A six-faced die is rolled twice. Then the probability that an even number turns up at the first throw, given that the sum of the throws is 8, is

• A. 5/36
• B. 3/36
• C. 3/5
• D. 2/5

Hint:

For conditional probability, start by listing all outcomes that satisfy the "given" condition. This is your new, smaller sample space. Then, count how many of these specific outcomes also satisfy the event you are interested in.

Answer 1

The Correct Option is C

Step 1: Understanding the Concept:
This is a conditional probability problem. We are asked to find the probability of an event A (even number on the first throw) happening, given that another event B (the sum of throws is 8) has already happened. The sample space is reduced to only the outcomes where the sum is 8.
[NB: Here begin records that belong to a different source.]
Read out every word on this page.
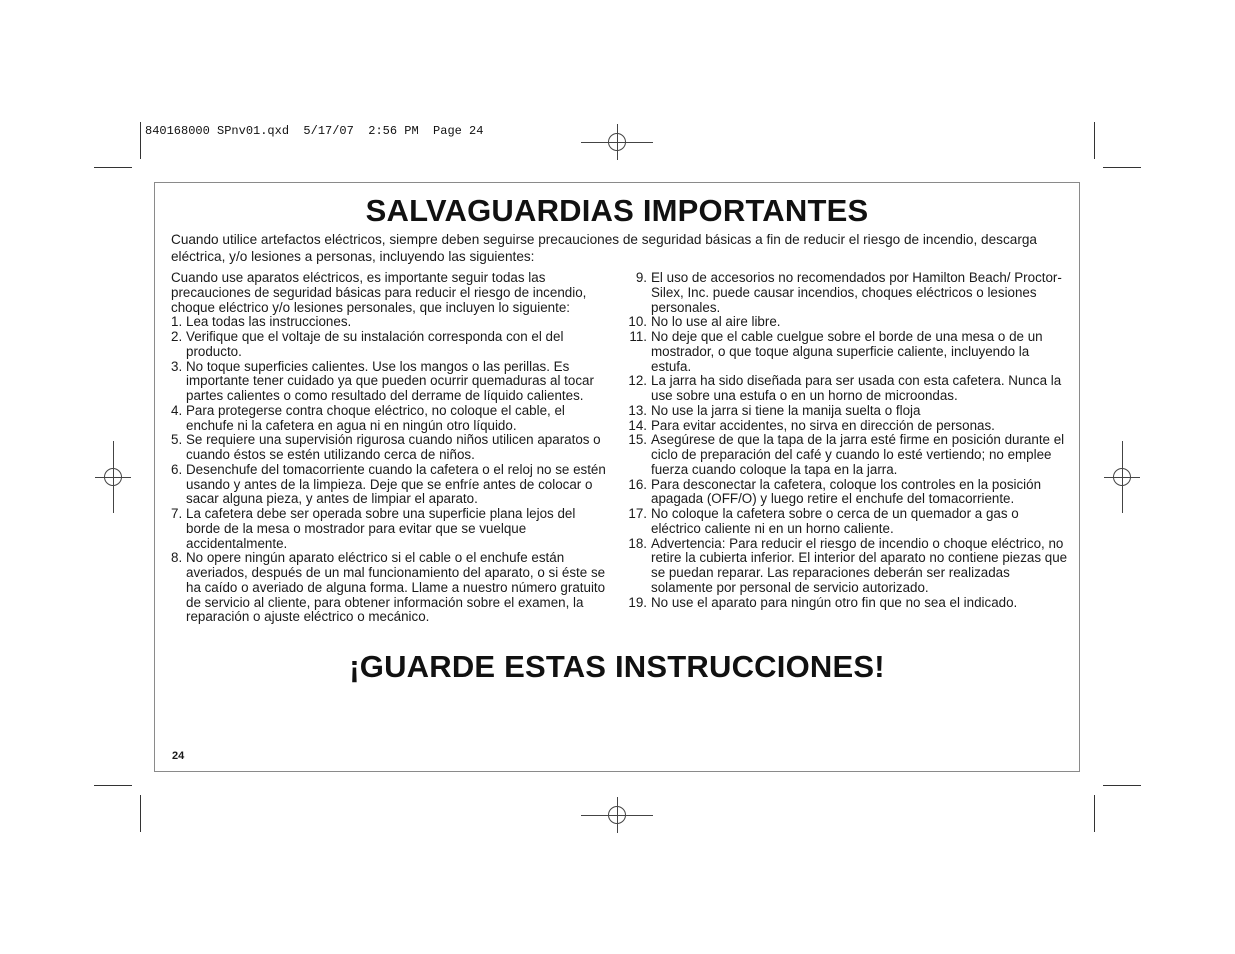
840168000 SPnv01.qxd  5/17/07  2:56 PM  Page 24
SALVAGUARDIAS IMPORTANTES
Cuando utilice artefactos eléctricos, siempre deben seguirse precauciones de seguridad básicas a fin de reducir el riesgo de incendio, descarga eléctrica, y/o lesiones a personas, incluyendo las siguientes:

Cuando use aparatos eléctricos, es importante seguir todas las precauciones de seguridad básicas para reducir el riesgo de incendio, choque eléctrico y/o lesiones personales, que incluyen lo siguiente:

1. Lea todas las instrucciones.
2. Verifique que el voltaje de su instalación corresponda con el del producto.
3. No toque superficies calientes. Use los mangos o las perillas. Es importante tener cuidado ya que pueden ocurrir quemaduras al tocar partes calientes o como resultado del derrame de líquido calientes.
4. Para protegerse contra choque eléctrico, no coloque el cable, el enchufe ni la cafetera en agua ni en ningún otro líquido.
5. Se requiere una supervisión rigurosa cuando niños utilicen aparatos o cuando éstos se estén utilizando cerca de niños.
6. Desenchufe del tomacorriente cuando la cafetera o el reloj no se estén usando y antes de la limpieza. Deje que se enfríe antes de colocar o sacar alguna pieza, y antes de limpiar el aparato.
7. La cafetera debe ser operada sobre una superficie plana lejos del borde de la mesa o mostrador para evitar que se vuelque accidentalmente.
8. No opere ningún aparato eléctrico si el cable o el enchufe están averiados, después de un mal funcionamiento del aparato, o si éste se ha caído o averiado de alguna forma. Llame a nuestro número gratuito de servicio al cliente, para obtener información sobre el examen, la reparación o ajuste eléctrico o mecánico.
9. El uso de accesorios no recomendados por Hamilton Beach/ Proctor-Silex, Inc. puede causar incendios, choques eléctricos o lesiones personales.
10. No lo use al aire libre.
11. No deje que el cable cuelgue sobre el borde de una mesa o de un mostrador, o que toque alguna superficie caliente, incluyendo la estufa.
12. La jarra ha sido diseñada para ser usada con esta cafetera. Nunca la use sobre una estufa o en un horno de microondas.
13. No use la jarra si tiene la manija suelta o floja
14. Para evitar accidentes, no sirva en dirección de personas.
15. Asegúrese de que la tapa de la jarra esté firme en posición durante el ciclo de preparación del café y cuando lo esté vertiendo; no emplee fuerza cuando coloque la tapa en la jarra.
16. Para desconectar la cafetera, coloque los controles en la posición apagada (OFF/O) y luego retire el enchufe del tomacorriente.
17. No coloque la cafetera sobre o cerca de un quemador a gas o eléctrico caliente ni en un horno caliente.
18. Advertencia: Para reducir el riesgo de incendio o choque eléctrico, no retire la cubierta inferior. El interior del aparato no contiene piezas que se puedan reparar. Las reparaciones deberán ser realizadas solamente por personal de servicio autorizado.
19. No use el aparato para ningún otro fin que no sea el indicado.
¡GUARDE ESTAS INSTRUCCIONES!
24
Step 2: Key Formula or Approach:
The conditional probability of event A given event B is: \[ P(A|B) = \frac{P(A \cap B)}{P(B)} = \frac{\text{Number of outcomes in A and B}}{\text{Number of outcomes in B}} \]
Step 3: Detailed Explanation:
Let's define the events:

Event B (the given condition): The sum of the two throws is 8.
Event A: An even number turns up on the first throw. \end{itemize} First, we list all possible outcomes where the sum of the two throws is 8. This is our reduced sample space (event B). The possible pairs are (first throw, second throw): \[ B = \{(2, 6), (3, 5), (4, 4), (5, 3), (6, 2)\} \] The total number of outcomes in event B is \(n(B) = 5\).
Next, we identify which of these outcomes also satisfy event A (an even number on the first throw). These are the outcomes in the intersection of A and B (\(A \cap B\)). Looking at the set B, the outcomes with an even number on the first throw are: \[ A \cap B = \{(2, 6), (4, 4), (6, 2)\} \] The number of outcomes in \(A \cap B\) is \(n(A \cap B) = 3\).
Now, we can calculate the conditional probability: \[ P(A|B) = \frac{n(A \cap B)}{n(B)} = \frac{3}{5} \]
Step 4: Final Answer:
The probability that an even number turns up at the first throw, given that the sum is 8, is \(\frac{3}{5}\).